Uzun zaman sonra bütün günü kendime ayıracak, evden hiç çıkmadan sessiz huzurlu bir gün geçirecektim. Keyfimi bozacak hic bir şey olamazdi. Yani… şey dışında… evde hiç ekmek kalmaması dışında. Olabilir! Hemen üzerimdeki eşorfmanların üzerine montumu geçirip evden çıktım. Iki adım yer kim göreceķ ki beni? Bugün biraz aksilikle başladı evet ama marketle ev arasında da artık daha ne olabilir ki..
şlap..
yerdeki su birikintisi bana cevap verdi. Bütün üzerime çamurlu su sıçradı. O kadar geniş yolda bu su birikintisi gelip tamda benim adımlarımın olduğu yere mi konumlanmıştı yani? Koca yoldaki tek birikinti hem de!
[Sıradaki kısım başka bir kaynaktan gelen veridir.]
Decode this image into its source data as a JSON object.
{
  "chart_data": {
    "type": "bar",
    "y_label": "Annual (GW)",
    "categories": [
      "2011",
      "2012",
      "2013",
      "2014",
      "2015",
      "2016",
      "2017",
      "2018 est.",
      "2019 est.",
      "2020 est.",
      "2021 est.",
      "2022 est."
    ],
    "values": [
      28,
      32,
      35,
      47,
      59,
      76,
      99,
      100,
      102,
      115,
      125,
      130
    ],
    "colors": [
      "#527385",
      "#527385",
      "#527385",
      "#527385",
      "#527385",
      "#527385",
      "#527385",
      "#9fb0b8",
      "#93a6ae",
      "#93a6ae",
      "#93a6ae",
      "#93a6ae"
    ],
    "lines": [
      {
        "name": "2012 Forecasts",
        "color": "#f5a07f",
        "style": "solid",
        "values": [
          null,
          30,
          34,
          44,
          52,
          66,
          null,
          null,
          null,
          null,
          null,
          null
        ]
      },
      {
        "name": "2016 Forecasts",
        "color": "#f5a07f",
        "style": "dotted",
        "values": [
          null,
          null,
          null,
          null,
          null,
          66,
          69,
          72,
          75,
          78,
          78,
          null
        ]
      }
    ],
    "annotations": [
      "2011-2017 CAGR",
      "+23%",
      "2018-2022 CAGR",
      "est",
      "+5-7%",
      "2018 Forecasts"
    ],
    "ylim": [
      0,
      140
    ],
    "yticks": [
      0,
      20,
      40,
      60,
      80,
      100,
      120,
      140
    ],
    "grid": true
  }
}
Sakin olup hemen markete gidip geleyim eve dönemem, zaten etrafta çok insan yok bir şey olmaz… yok artık, karşımda uzun zamandır görmediğim arkadaşım ışınlanmış gibi belirdi. Utana sıkıla, çamurlu üstümü saklamaya çalışarak konuşup yanından ayrıldım. Yavaş yavaş sinirlenmeye başlıyorum. Koşa koşa markete gittim.
Ee sıradaki ne aradığım ekmek mi kalmadı noldu? Neyseki ekmek var hemen alıp çıkıcam, kurtuluşa yakınım. Kasa sırasıda çok yok, diger kasalar daha kalabalık. Ee bu aksilikler sonsuza kadar sürmeyecekti ya? Keyiflendim ama niye ilerlemiyor önumdeki kişi. Kasa mı bozuldu. Hem de tam bana sıra gelmişken??
Yeter artık!
Günüm öldü ölecek, istemiyorum ekmek falan eve dönüyorum ben. Evrendeki bütün aksilikler aynı kişi üzerine mi yoğunlaştı? Bu evren bugün bütün terslikleri bana gönderiyor. Bu kadar terslik nasıl arka arkaya gelebilir hem de bugün güzel bir gün olacak derken? Eve vardım, şimdi kapımı açıp içeri gireceğim ve koltuğuma kıvrılıp yarına kadar kalkmayacağım. Ey evren bana daha ne yapabilirsin ki??